Architizer News
How to Preserve a Glass Box
March 5, 2012
With the return of Mad Men looming near (and maybe some explanations for those subway ads), we turn our attention to a mid-century modern masterpiece, once home to a steady flow of taupe fedoras and trench coats: the 1954 Manufacturers Hanover Trust Building by Skidmore Owings and Merrill. The former bank has been the subject of a prickly architectural preservation battle. While SOM is currently overseeing the renovation of the building, in October 2011, JP Morgan, a former owner of the building, had two sculptures removed from the site, including a multi-paneled bronze screen by artist Harry Bertoia, which had served as the textural contrast to Gordon Bunshaft’s clean glass box. Architecture critics responded with outrage, with Wall Street Journal critic Ada Louise Huxtable lamenting the “profound misunderstanding of the sculptures’ function as an essential architectural element.”
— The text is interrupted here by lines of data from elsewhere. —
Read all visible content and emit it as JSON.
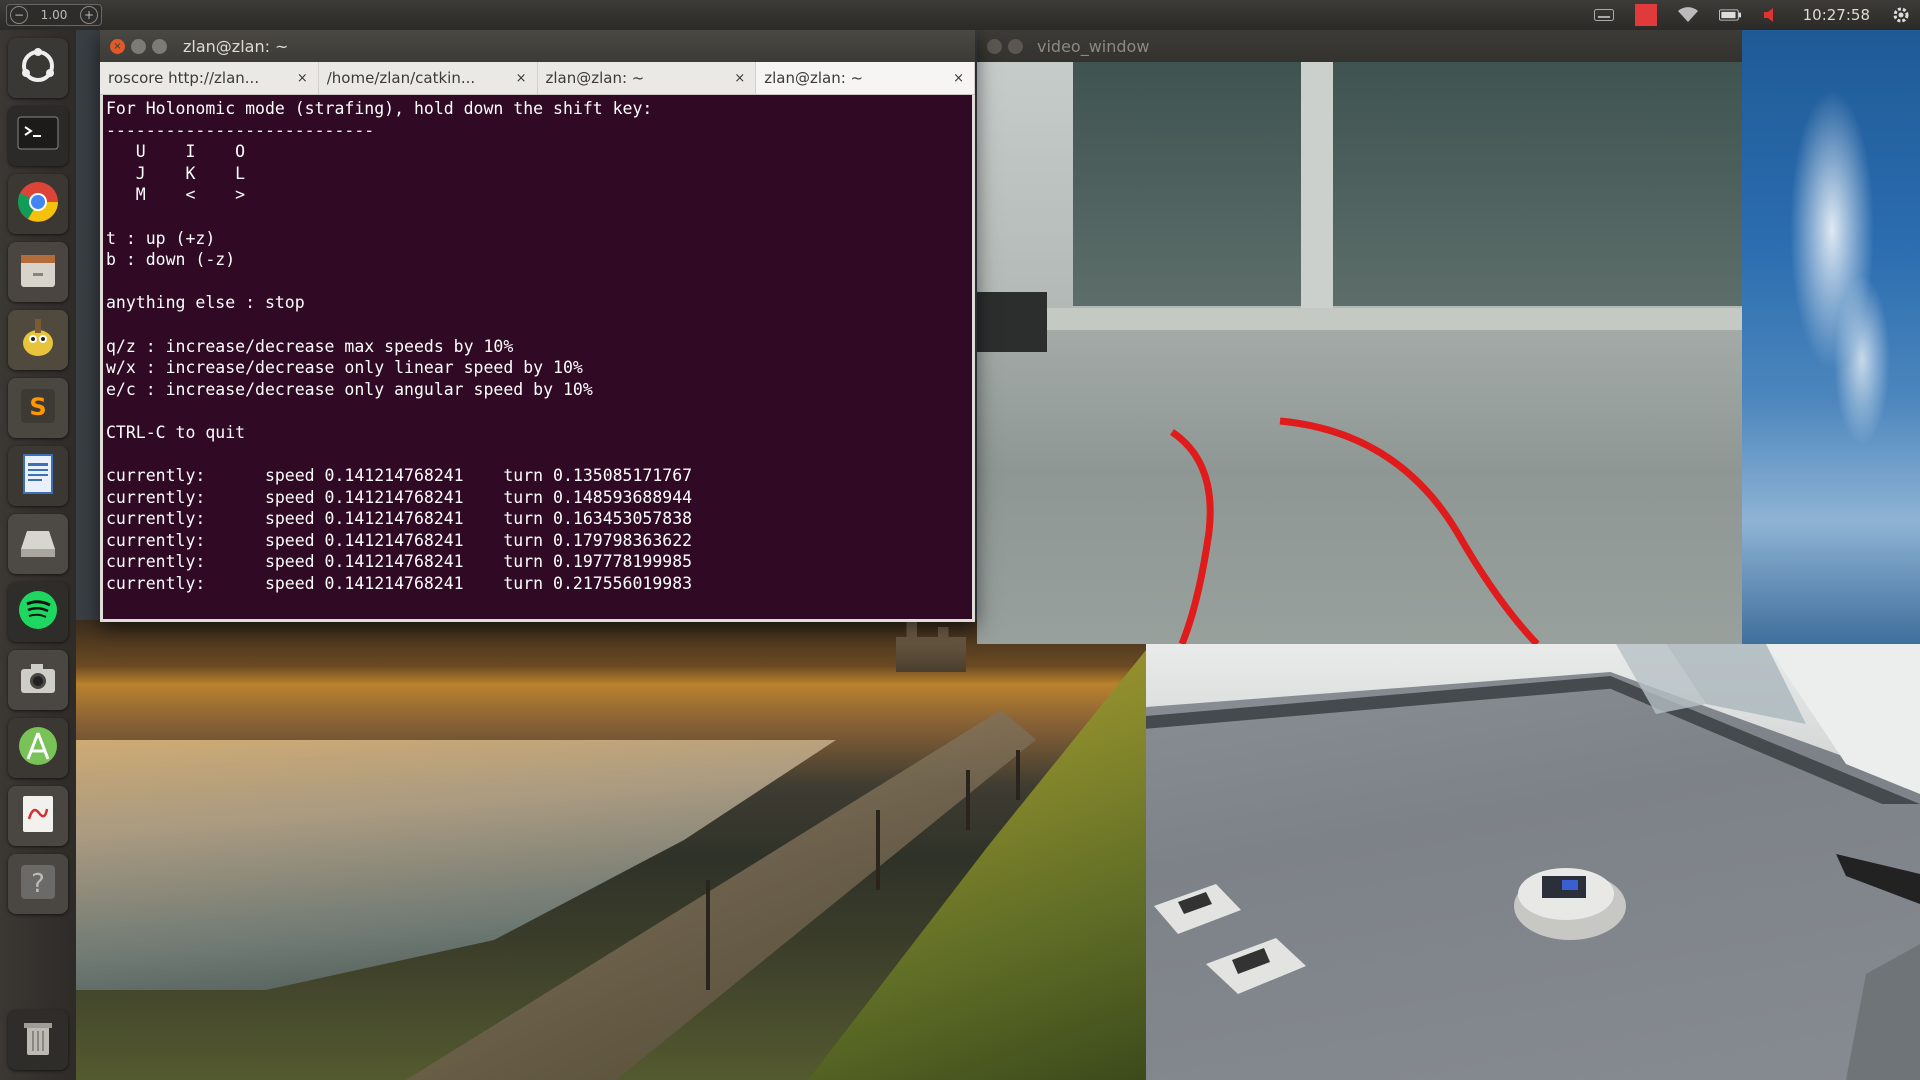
{
  "top_panel": {
    "zoom_value": "1.00",
    "clock": "10:27:58",
    "tray_icons": [
      "keyboard-icon",
      "record-indicator-icon",
      "wifi-icon",
      "battery-icon",
      "volume-icon",
      "settings-gear-icon"
    ],
    "accent_color": "#e03a3a"
  },
  "launcher": {
    "items": [
      {
        "name": "dash-home",
        "icon": "ubuntu-logo-icon"
      },
      {
        "name": "terminal",
        "icon": "terminal-icon"
      },
      {
        "name": "chrome",
        "icon": "chrome-icon"
      },
      {
        "name": "files",
        "icon": "file-cabinet-icon"
      },
      {
        "name": "gimp",
        "icon": "gimp-icon"
      },
      {
        "name": "sublime-text",
        "icon": "sublime-text-icon"
      },
      {
        "name": "writer",
        "icon": "document-icon"
      },
      {
        "name": "drive",
        "icon": "drive-icon"
      },
      {
        "name": "spotify",
        "icon": "spotify-icon"
      },
      {
        "name": "camera",
        "icon": "camera-icon"
      },
      {
        "name": "android-studio",
        "icon": "android-studio-icon"
      },
      {
        "name": "evince",
        "icon": "pdf-viewer-icon"
      },
      {
        "name": "help",
        "icon": "help-icon"
      },
      {
        "name": "trash",
        "icon": "trash-icon"
      }
    ]
  },
  "terminal": {
    "title": "zlan@zlan: ~",
    "tabs": [
      {
        "label": "roscore http://zlan...",
        "active": false
      },
      {
        "label": "/home/zlan/catkin...",
        "active": false
      },
      {
        "label": "zlan@zlan: ~",
        "active": false
      },
      {
        "label": "zlan@zlan: ~",
        "active": true
      }
    ],
    "tab_close": "×",
    "background": "#300a24",
    "lines": [
      "For Holonomic mode (strafing), hold down the shift key:",
      "---------------------------",
      "   U    I    O",
      "   J    K    L",
      "   M    <    >",
      "",
      "t : up (+z)",
      "b : down (-z)",
      "",
      "anything else : stop",
      "",
      "q/z : increase/decrease max speeds by 10%",
      "w/x : increase/decrease only linear speed by 10%",
      "e/c : increase/decrease only angular speed by 10%",
      "",
      "CTRL-C to quit",
      "",
      "currently:      speed 0.141214768241    turn 0.135085171767",
      "currently:      speed 0.141214768241    turn 0.148593688944",
      "currently:      speed 0.141214768241    turn 0.163453057838",
      "currently:      speed 0.141214768241    turn 0.179798363622",
      "currently:      speed 0.141214768241    turn 0.197778199985",
      "currently:      speed 0.141214768241    turn 0.217556019983"
    ]
  },
  "video_window": {
    "title": "video_window",
    "path_color": "#e01b1b"
  }
}
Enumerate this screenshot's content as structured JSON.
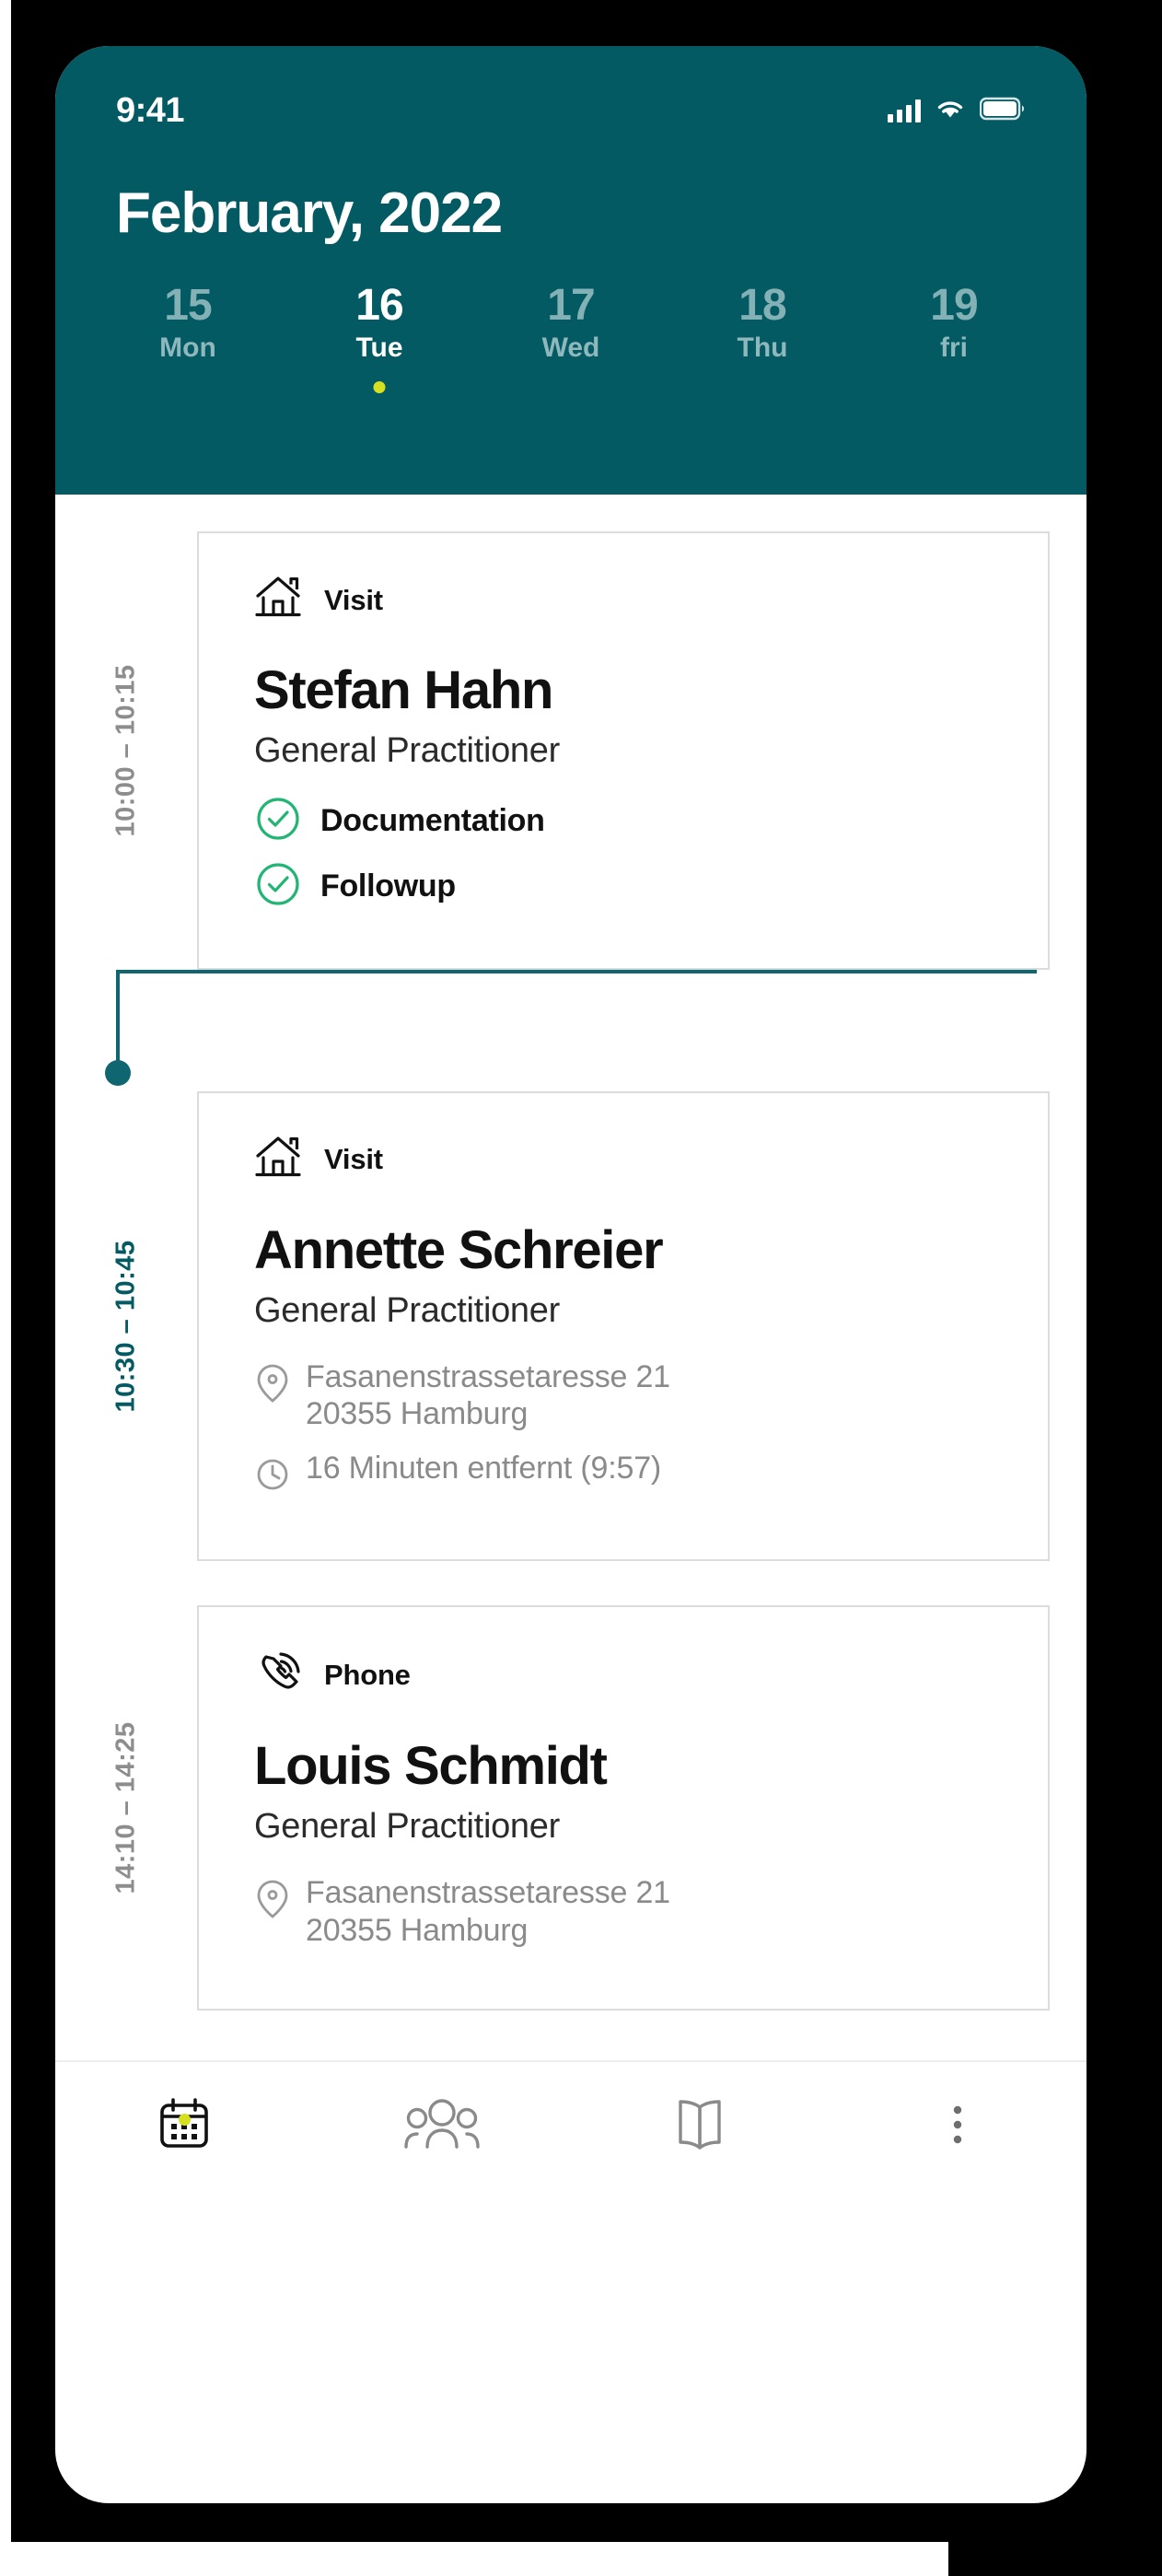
{
  "theme": {
    "header_teal": "#035A63",
    "accent_yellow": "#D7E01E",
    "timeline_teal": "#106670",
    "check_green": "#22B573",
    "muted_gray": "#8A8A8A"
  },
  "status_bar": {
    "time": "9:41",
    "signal_icon": "cellular-signal-icon",
    "wifi_icon": "wifi-icon",
    "battery_icon": "battery-icon"
  },
  "header": {
    "month_title": "February, 2022"
  },
  "days": [
    {
      "num": "15",
      "name": "Mon",
      "active": false,
      "has_dot": false
    },
    {
      "num": "16",
      "name": "Tue",
      "active": true,
      "has_dot": true
    },
    {
      "num": "17",
      "name": "Wed",
      "active": false,
      "has_dot": false
    },
    {
      "num": "18",
      "name": "Thu",
      "active": false,
      "has_dot": false
    },
    {
      "num": "19",
      "name": "fri",
      "active": false,
      "has_dot": false
    }
  ],
  "appointments": [
    {
      "time_range": "10:00  –  10:15",
      "current": false,
      "type_icon": "home-icon",
      "type_label": "Visit",
      "patient_name": "Stefan Hahn",
      "role": "General Practitioner",
      "tasks": [
        {
          "icon": "check-circle-icon",
          "label": "Documentation"
        },
        {
          "icon": "check-circle-icon",
          "label": "Followup"
        }
      ],
      "meta": []
    },
    {
      "time_range": "10:30  –  10:45",
      "current": true,
      "type_icon": "home-icon",
      "type_label": "Visit",
      "patient_name": "Annette Schreier",
      "role": "General Practitioner",
      "tasks": [],
      "meta": [
        {
          "icon": "location-pin-icon",
          "text": "Fasanenstrassetaresse 21\n20355 Hamburg"
        },
        {
          "icon": "clock-icon",
          "text": "16 Minuten entfernt (9:57)"
        }
      ]
    },
    {
      "time_range": "14:10  –  14:25",
      "current": false,
      "type_icon": "phone-icon",
      "type_label": "Phone",
      "patient_name": "Louis Schmidt",
      "role": "General Practitioner",
      "tasks": [],
      "meta": [
        {
          "icon": "location-pin-icon",
          "text": "Fasanenstrassetaresse 21\n20355 Hamburg"
        }
      ]
    }
  ],
  "bottom_nav": [
    {
      "icon": "calendar-icon",
      "active": true
    },
    {
      "icon": "people-icon",
      "active": false
    },
    {
      "icon": "book-icon",
      "active": false
    },
    {
      "icon": "more-vertical-icon",
      "active": false
    }
  ]
}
We learned that the sculptures have recently been restored after an agreement was reached between the Landmarks Preservation Committee and Chase in late February. But the question of what deserves to be landmarked, or in other words, what constitutes the architecture of this famously modular building, continues to stir controversy. More after the jump.
As the Huffington Post reported, Vornado Realty Trust, the current owner of the building, has received permission to add new entryways, rotate the escalators, and reduce the size of the building’s famed vaulted wall. While SOM principal Roger Duffy hailed the adaptability of design as an inherent quality of the original plan, the rearrangement of the plan has been seen as perversely unfaithful by certain preservationists. Architectural historian Kenneth Frampton told Architect’s Newspaper that “saying this kind of architecture is modular is a weak argument…Even quite small changes will disturb a building.”
Preservationists have now turned to the courts in attempts to reverse the remodeling already in progress. Granted the building now serves an entirely new purpose as home to several retail stores, architects and historians fear for the overall decline of preservation efforts. As architect Richard Gluckman told the Huff Po, “since the building is one of the most transparent in New York…it’s almost as if the interior is more significant than the façade…If things are designated, they should be rigorously protected.”